Menezes também apresentou dados que mostram o alcance nacional do modelo Zona Franca. “Em 2017 nós internamos aproximadamente R$33 bilhões fora do modelo, com geração de empregos diretos e indiretos na faixa de 750 mil. Em São Paulo, foi gerado em torno de R$ 12 bilhões com a faixa de 250 mil empregos diretos e indiretos. Os dados de 2018 estamos compilando no momento”, observou, apontando ainda os dados sobre a renúncia fiscal brasileira. “Uma autocrítica é que nos comunicamos muito mal com o restante do País. Hoje sabemos que a renúncia fiscal do Estado brasileiro está em R$ 300 bilhões, representamos 8% disso, em torno de R$ 25 bilhões, deixando claramente, a partir de pesquisas, que é um investimento e não um gasto, e que temos os únicos incentivos previstos na Constituição. Temos um desafio estratégico de marketing para dizer o quanto somos importantes ao País”, disse.

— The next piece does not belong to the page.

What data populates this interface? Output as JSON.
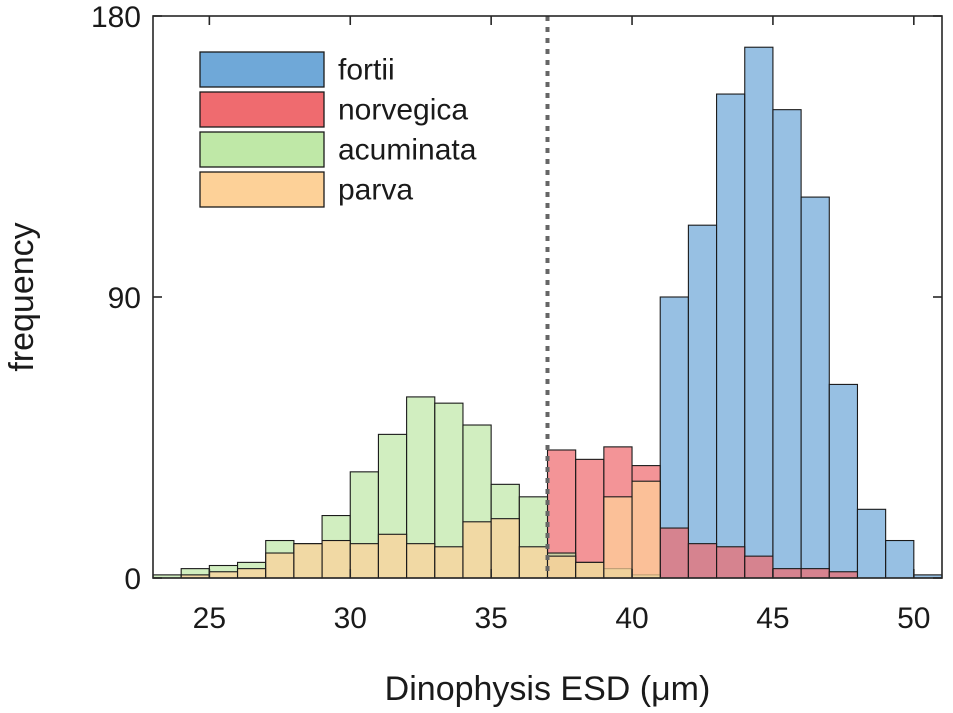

Por fim, o superintendente abordou a necessidade de alterações em Pesquisa & Desenvolvimento (P&D) e de novas matrizes complementares para a região. “Vejo que não há uma integração na parte do P&D. Temos que ter um protagonismo nisso. Hoje as empresas escolhem as áreas que elas querem fazer a pesquisa e muitas vezes não atendem as nossas demandas. Já estamos trabalhando para o aperfeiçoamento dessa legislação. Além disso, o meu compromisso é caminhar na direção de novas matrizes complementares e aí vemos a tecnologia, o turismo, que é a nossa vocação, e a biodiversidade”, complementou.